There is a myth that the public option was only a tiny idea blown out of proportion for symbolic reasons. The public option was never going to be truly tiny, it was only going to be small at its inception. It is not because it was "weak," it was just strongly caged in. But even the largest redwood tree starts out as a very small seed.
It is true that the CBO predicted that the negotiated rate public option in the House bill would only cover 6 million people, but that is because it was purposely restricted to a new exchange that would only be used by 30 million people at first. The CBO's guess was that the public option would be selected by 20% of the people in this new marketplace. While I think their 20% estimate is low, it is important to put that in context--any company that can grab 20% of its market is a major player.

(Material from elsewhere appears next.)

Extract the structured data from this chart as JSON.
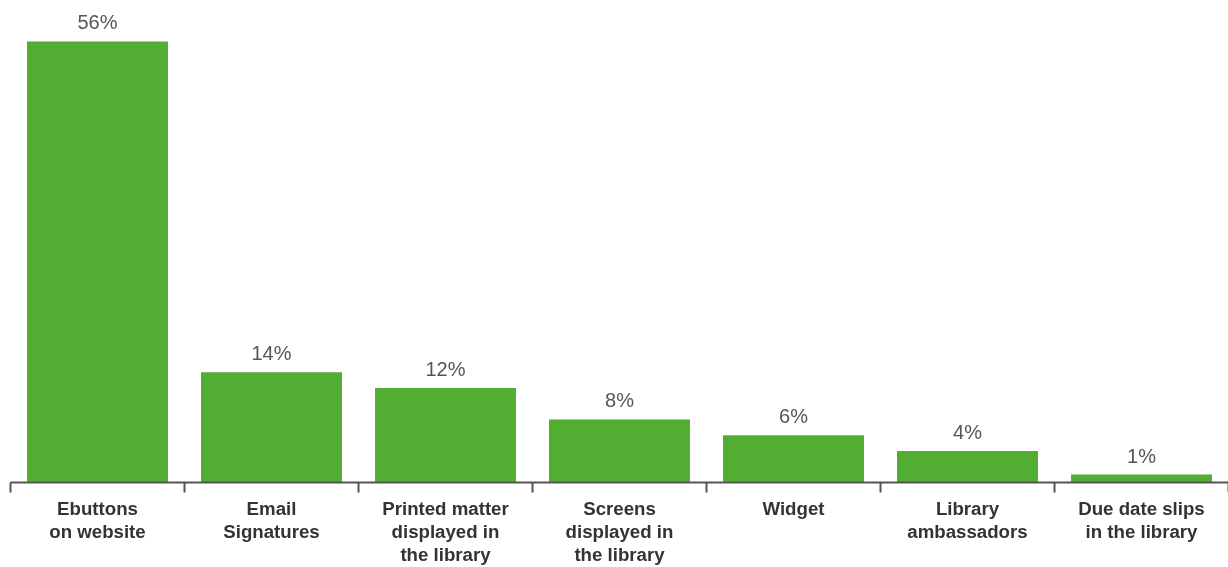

The public option was projected to be “small” because it would be forced to be a big fish in a very small pond. It would have major potential for growth. Progressives would have at their disposal multiple ways to increase the number of people who could have access to the public option. Dramatically expanding employer access to the exchange (something the Secretary of HHS could do without Congressional approval) is one idea. Expanding on Sen. Ron Wyden's goal of giving people with employer-provided coverage the option of using vouchers to select their own plan on the new exchange is another route. The best solution might have been to attach a simple 12-word provision to the defense appropriations bill to allow the public option to sell outside the exchange. Any of these are very doable changes that could have completely changed the dynamics in only a few years.
If the public option was able to to sell to the entire private insurance market and just not the exchange gaining 20% of the market would have given it over 50 million customers. This would make the public option larger than Medicare, and one of the three largest insurance companies in America. Assuming the public option's larger market share allowed it to negotiate much better rates (or even better, Congress decided to combine its operations with Medicare), it would probably be able to attract even more than 50 million customers.
The argument over the public option has never been symbolic or about what coverage a small group of Americans would or would not get. This health care fight is not about creating one new, static system that would remain in place forever. To argue otherwise is intellectual dishonesty put forward by many, including the Obama administration. The debate has been about the foundation on which we will build the future of our health care system, and whether the solution to our broken system is public or private insurance. Everyone from progressive activists to health insurance company CEO's understood that this reform could grow, and only minor tweaks made later would make the public option a serious player. That is why the public option has been such a big fight on both sides. It was never about symbolism, but about laying down an infrastructure that could be quickly built upon.
The progressive demand that public health insurance programs must be part of the solution is based not on pure ideology, but overwhelming domestic and international evidence. The track record of private insurance is terrible, and no honest economist could look its performance compared to public insurance and think it a smart solution. The public option is not symbolic, it is foundational. Can the Democratic Party act in the best interest of our country by standing up to the health care lobbyists, or will they reward the private health insurance industry? This is not some metaphysical argument. There are literally hundreds of billions riding on this question, and possibly the future international competitiveness of the American economy. You may not agree with the methods that the supporters of the public option are using, but pretending that they are somehow fools chasing after symbolism completely ignores what the true stakes in the fight really are.